Bon Dieu ! Elle avait raison. Bien sûr, il pouvait encore se dévoiler. On l'aurait fêté, soigné, et l'outrecuidant Mac Gill lui aurait présenté ses excuses – une agréable perspective –. La méprise aurait constitué un sujet de plaisanterie, sauf pour Frances. Elle ne me pardonnerait pas cette humiliation. Il me faut du temps pour la convaincre.

Non, admit-il. Mais je ne peux rester dans cette chambre sans vous mettre en danger.

— Cela n'a pas d'importance. Je tiens à vous aider...Justin.

Sebastian demeura interdit, comme si son cerveau était paralysé ; puis son esprit recommença à fonctionner. Justin a encore fait des siennes, songea-t-il. Comment n'avait-il pas établi plus tôt un rapprochement ? La ressemblance n'était pas frappante, mais de loin et dans la nuit, on pouvait les confondre. Comme Frances le scrutait, étonnée, il tâcha de se composer une figure neutre.

— Justin Brécourt est bien votre nom, n'est-ce pas ? demanda la jeune fille.

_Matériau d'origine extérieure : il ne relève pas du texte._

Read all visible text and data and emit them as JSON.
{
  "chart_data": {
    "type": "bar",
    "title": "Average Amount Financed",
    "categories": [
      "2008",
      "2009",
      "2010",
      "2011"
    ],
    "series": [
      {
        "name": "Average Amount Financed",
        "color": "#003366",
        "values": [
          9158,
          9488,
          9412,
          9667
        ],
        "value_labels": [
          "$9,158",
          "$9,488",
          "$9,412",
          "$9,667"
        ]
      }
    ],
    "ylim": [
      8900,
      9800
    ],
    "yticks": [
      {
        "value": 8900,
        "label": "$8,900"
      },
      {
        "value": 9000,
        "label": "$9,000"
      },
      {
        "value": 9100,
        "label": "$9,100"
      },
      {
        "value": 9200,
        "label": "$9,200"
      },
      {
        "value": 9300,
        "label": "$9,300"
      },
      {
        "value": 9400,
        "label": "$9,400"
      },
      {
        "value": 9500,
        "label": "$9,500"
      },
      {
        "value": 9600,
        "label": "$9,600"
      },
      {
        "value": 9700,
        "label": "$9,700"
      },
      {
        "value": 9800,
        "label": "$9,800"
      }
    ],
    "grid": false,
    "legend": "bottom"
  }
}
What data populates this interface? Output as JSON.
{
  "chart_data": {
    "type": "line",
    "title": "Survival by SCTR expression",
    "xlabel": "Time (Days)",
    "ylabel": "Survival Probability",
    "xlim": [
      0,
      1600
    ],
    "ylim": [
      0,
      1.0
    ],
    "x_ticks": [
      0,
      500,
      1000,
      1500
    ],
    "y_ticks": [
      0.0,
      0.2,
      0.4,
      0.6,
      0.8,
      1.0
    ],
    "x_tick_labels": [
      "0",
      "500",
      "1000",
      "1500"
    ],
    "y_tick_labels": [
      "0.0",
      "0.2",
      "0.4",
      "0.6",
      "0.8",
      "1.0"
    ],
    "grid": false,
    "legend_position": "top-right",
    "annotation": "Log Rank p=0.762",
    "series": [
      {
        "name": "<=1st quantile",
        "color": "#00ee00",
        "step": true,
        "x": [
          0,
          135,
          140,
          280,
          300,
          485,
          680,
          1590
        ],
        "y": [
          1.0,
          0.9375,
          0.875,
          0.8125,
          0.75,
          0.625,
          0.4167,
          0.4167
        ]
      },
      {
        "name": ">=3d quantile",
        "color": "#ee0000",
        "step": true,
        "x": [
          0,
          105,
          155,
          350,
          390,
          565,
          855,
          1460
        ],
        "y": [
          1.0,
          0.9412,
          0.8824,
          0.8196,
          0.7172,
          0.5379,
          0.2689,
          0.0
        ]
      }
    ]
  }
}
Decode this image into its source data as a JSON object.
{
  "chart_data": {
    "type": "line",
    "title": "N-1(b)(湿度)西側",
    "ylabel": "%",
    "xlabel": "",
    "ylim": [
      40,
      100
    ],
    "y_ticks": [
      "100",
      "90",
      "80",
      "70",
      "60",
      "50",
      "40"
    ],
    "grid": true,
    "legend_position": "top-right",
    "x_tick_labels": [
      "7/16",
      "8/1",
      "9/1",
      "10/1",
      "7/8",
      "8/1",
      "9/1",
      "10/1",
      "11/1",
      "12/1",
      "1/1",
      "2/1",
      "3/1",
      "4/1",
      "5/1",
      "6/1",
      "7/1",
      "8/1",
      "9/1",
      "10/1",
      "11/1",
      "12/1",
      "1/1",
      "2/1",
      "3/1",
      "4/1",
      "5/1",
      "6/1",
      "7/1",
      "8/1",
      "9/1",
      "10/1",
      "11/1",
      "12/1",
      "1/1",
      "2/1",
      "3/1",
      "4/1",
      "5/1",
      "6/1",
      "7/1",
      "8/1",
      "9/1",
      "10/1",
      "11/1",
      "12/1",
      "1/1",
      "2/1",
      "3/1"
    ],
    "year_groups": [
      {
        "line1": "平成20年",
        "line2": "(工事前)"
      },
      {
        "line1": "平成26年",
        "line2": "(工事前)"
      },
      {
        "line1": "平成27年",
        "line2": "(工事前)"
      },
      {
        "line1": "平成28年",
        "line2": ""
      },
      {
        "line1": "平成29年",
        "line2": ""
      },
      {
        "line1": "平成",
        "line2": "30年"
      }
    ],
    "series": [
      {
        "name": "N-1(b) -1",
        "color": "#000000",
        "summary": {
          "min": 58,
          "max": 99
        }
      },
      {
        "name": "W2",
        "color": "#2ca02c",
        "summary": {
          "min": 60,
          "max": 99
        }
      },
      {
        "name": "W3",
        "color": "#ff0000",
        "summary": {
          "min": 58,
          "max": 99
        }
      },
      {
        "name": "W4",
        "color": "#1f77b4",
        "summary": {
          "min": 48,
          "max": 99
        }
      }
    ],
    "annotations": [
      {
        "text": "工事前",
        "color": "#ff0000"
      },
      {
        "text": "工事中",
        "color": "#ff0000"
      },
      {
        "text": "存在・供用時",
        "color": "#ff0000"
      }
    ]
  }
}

Par un acquiescement de tête, Sebastian avalisa son mensonge. À ce stade, impossible de reculer. Endosser la personnalité de ce chenapan de Justin lui était pénible. En même temps, cela l'arrangeait. Frances souligna :

— Pour un Français, vous parlez anglais sans accent.

— Je n'ai aucun mérite ; ma mère était anglaise.

Une goutte de vérité dans un océan de mensonges. Le visage sévère de Frances s'éclaira d'un beau sourire.

—Voilà l'explication. Elle doit s'inquiéter pour vous.

Frances paraissait plus calme, comme apaisée, contrairement à Sebastian qui sentait croître son agitation. Il aurait cru qu'avec les années, l'évocation de sa mère serait moins pénible. Or, il n'en était rien. La vieille blessure se réveillait, ravivée par la question innocente de la jeune fille et s'ajoutait à l'élancement de son épaule.

— Non, dit-il d'une voix lasse. Elle n'est plus de ce monde.